ON THE PRAGMATICS OF WRITING

The most important thing is concentration. The two enemies of any kind of creative work are interruption and distraction. Which is why so many writers feel they have to go away somewhere. When you sit down to write, you have to make a journey, a journey from the real world into the world of the

imagination. Part of learning the lesson is learning how. I cannot advise young writers on how to make that journey into the imaginative self. I can tell them what other people have done. I can tell them what I do. It’s not really going to help them until they find their own way.

Now, Ernest Hemingway had a very exact system. Ernest Hemingway always wrote on blocks of paper with pencil. When he had finished work, usually in the late afternoon, he would pick up a handful of his pencils and he would slam them down on his desk, successfully breaking every point of the pencils. Then he would throw the pencils down on the desk and leave his workroom, and he wouldn’t see that room again until the following morning.

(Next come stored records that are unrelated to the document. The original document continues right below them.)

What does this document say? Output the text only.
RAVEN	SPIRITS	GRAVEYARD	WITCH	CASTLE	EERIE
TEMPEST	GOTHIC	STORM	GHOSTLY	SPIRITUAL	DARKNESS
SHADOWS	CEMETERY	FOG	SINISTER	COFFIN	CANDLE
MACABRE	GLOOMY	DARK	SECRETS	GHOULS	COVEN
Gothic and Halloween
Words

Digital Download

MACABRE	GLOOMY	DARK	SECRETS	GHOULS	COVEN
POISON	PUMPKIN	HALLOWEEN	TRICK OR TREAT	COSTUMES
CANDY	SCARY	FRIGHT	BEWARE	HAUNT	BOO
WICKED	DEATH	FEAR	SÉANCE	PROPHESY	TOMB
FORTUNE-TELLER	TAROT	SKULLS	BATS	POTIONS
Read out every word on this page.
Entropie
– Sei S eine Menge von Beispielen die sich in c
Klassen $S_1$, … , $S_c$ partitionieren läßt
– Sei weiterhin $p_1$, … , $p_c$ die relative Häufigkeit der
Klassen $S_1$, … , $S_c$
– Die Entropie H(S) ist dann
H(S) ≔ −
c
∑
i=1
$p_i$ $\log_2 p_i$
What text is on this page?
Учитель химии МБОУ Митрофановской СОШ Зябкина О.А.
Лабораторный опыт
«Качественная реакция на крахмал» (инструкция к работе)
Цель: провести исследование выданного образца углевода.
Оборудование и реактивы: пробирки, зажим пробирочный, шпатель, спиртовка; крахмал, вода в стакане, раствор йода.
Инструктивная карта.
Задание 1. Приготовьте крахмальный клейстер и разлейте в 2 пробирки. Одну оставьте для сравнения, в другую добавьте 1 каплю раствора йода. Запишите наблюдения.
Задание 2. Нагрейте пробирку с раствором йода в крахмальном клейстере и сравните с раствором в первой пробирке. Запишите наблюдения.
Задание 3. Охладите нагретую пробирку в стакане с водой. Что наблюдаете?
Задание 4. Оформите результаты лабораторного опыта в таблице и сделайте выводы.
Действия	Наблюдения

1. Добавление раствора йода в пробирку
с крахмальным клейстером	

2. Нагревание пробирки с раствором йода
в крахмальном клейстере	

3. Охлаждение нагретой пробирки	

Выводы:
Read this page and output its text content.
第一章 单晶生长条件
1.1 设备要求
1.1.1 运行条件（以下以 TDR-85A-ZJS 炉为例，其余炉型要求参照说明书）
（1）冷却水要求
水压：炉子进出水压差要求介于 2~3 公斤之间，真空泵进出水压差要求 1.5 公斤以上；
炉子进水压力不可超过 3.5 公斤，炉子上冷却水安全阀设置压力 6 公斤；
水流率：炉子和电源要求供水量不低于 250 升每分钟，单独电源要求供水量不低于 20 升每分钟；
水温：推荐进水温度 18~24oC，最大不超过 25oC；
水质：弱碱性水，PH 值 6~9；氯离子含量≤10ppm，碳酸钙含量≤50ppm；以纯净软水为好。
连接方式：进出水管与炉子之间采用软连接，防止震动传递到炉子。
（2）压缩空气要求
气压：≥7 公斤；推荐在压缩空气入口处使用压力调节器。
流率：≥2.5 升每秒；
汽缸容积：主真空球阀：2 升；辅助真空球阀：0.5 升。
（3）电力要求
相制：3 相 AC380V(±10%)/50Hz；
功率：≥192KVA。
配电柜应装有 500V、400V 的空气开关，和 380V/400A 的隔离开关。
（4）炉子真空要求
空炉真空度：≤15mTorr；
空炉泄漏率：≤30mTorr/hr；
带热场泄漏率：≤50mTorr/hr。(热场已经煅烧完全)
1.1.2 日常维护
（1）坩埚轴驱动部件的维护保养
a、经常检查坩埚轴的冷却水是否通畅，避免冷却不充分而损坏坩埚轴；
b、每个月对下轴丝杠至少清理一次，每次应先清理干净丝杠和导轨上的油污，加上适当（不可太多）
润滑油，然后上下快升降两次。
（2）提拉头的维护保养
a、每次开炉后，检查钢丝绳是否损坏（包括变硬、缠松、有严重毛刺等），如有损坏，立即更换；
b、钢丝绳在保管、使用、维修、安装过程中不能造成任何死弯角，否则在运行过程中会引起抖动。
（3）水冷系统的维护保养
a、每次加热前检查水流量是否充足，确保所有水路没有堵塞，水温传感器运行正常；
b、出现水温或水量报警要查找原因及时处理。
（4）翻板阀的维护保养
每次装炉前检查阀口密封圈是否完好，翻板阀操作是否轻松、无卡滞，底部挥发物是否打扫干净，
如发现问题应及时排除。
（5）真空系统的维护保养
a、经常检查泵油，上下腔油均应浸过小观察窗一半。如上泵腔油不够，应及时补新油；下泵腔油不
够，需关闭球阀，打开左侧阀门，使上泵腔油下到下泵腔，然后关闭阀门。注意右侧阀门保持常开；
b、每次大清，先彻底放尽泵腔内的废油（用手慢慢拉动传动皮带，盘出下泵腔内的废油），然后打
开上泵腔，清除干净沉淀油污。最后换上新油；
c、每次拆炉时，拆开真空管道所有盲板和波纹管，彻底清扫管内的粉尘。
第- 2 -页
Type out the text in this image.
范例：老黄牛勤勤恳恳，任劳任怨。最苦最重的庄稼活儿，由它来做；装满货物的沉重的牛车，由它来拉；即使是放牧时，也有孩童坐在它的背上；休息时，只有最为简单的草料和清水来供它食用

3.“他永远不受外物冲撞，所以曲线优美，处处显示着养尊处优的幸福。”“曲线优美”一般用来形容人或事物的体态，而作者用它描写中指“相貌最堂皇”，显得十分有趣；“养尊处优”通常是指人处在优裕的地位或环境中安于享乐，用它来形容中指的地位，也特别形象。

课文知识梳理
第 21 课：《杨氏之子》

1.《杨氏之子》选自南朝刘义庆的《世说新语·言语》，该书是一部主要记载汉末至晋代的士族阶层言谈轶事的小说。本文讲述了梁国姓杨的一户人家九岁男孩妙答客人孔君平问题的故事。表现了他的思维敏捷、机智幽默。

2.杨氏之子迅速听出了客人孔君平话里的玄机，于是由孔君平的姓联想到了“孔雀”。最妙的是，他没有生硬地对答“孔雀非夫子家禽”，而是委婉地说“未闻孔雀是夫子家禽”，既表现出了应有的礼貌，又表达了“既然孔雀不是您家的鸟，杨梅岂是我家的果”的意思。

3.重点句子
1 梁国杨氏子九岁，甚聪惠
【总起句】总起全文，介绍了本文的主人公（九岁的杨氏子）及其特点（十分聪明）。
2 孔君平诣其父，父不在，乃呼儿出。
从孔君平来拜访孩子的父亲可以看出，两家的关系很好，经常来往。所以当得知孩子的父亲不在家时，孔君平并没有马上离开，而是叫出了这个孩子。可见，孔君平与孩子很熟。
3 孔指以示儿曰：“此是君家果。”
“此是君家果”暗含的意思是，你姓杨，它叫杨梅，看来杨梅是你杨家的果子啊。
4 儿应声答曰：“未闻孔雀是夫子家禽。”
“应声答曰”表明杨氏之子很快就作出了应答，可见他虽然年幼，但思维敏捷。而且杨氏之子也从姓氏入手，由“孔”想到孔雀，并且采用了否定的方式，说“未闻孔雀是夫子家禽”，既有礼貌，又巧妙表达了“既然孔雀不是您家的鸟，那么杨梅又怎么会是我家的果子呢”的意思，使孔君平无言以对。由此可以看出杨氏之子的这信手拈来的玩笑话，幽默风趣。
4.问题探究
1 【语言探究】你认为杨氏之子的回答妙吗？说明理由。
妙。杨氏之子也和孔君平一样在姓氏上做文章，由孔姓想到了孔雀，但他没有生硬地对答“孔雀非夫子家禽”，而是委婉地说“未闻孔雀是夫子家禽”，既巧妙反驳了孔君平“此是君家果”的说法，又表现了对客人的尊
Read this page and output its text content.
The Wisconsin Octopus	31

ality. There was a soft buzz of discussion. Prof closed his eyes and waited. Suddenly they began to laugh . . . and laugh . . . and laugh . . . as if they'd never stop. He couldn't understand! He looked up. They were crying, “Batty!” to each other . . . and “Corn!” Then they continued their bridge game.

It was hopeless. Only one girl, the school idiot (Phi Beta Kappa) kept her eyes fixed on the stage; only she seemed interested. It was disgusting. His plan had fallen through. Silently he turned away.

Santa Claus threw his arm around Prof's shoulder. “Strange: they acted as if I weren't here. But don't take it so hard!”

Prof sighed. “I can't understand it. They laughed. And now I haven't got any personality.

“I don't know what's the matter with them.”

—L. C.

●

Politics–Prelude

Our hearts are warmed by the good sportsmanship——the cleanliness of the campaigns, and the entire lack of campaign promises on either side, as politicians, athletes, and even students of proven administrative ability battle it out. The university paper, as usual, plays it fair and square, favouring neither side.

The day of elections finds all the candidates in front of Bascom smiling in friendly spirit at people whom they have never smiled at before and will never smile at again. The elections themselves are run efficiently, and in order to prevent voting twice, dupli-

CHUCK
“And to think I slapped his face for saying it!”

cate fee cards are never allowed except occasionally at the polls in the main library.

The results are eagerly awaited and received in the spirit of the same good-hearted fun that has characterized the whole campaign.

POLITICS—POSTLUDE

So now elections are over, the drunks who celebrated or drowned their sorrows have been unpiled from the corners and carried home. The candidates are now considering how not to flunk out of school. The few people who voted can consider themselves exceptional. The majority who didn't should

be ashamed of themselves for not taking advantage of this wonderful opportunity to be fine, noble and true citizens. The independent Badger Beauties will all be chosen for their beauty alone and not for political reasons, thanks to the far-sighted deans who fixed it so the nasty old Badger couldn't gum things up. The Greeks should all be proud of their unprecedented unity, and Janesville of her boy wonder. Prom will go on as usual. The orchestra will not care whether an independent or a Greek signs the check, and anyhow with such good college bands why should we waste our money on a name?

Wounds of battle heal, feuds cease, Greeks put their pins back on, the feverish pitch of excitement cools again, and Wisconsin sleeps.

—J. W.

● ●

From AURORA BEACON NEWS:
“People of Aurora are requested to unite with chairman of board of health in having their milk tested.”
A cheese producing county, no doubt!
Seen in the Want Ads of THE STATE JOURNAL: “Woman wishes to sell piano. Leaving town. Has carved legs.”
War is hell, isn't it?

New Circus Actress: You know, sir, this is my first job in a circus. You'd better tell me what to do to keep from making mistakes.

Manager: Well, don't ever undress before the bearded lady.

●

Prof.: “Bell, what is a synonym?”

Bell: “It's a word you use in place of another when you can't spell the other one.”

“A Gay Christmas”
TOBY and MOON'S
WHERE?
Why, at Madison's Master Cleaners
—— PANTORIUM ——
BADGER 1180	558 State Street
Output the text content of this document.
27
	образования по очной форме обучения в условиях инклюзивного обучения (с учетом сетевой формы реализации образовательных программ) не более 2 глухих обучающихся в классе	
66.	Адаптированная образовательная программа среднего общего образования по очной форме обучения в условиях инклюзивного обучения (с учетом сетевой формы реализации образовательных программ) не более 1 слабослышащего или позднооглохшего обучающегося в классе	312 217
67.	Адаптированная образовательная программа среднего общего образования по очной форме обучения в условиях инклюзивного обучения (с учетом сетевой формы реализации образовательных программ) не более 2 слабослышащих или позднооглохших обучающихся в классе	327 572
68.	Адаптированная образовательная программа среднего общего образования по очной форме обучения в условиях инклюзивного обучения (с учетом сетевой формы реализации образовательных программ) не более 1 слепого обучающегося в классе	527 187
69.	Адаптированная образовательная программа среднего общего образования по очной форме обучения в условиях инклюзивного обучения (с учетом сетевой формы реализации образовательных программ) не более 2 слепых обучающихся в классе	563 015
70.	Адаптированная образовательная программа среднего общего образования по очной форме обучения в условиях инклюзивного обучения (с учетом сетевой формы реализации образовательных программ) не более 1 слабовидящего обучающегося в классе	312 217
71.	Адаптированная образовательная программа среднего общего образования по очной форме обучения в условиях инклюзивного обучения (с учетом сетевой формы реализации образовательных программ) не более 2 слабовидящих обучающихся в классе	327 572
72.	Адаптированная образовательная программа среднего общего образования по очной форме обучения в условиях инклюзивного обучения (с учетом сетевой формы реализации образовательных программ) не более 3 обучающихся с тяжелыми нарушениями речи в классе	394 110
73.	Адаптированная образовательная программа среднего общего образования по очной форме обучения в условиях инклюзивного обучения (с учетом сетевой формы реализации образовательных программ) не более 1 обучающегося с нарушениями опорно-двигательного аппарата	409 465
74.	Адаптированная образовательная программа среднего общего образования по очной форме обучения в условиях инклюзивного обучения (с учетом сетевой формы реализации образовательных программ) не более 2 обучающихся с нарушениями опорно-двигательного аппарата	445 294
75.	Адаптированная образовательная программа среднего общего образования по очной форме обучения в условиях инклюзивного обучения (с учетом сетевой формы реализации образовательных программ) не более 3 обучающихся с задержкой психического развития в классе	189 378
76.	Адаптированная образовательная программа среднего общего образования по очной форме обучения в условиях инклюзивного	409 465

When he got up in the morning, he’d get some air and eat some breakfast and do whatever else it was he had to do; then he would go into his study and close the door and sit down at the desk. He had some penknives that he especially liked. He used to acquire them all the time and carry them everywhere. He would pick up one of his favorite penknives and he would pick up the first pencil and he would very carefully, laboriously, brilliantly, carve a perfect point on that pencil. Then he would lay it down. Sometimes he would pause and sharpen his knife; that would be another little distraction. Then he would pick up the next pencil and put another point on it.

He told me once that sometimes it would take four, five pencils — he said on some days when he had a hangover it might take seven or eight pencils to be sharpened — but somewhere along the line, when he finished sharpening either the fifth or the sixth or the eighth pencil, he would put down the penknife and he would pick up the pencil and he would begin to write again.

ON THE IMPORTANCE OF WRITING GOOD CHARACTERS

It is also just writing good parts, which is the essence of writing a play or a film. You have to write good parts for actors to play. If you don’t, you’re not going to get good actors.

Usually, if you write one smashing part in a play, it can be enough, if the other parts are at least adequate. It’s been pointed out to me, what makes Born Yesterday what it is, is that it has not only one marvelous part, but two and sometimes three — if they’re lucky in the casting of the third part. They’re good acting parts.

And I would say to young playwrights, especially, don’t worry so much about the story. There are no original stories. All the stories have been told in one form or another. The only thing that makes a successful play is the delineation of character. Be sure you write good parts. Interesting, dramatic, amusing, romantic — it’s the characters that make the play.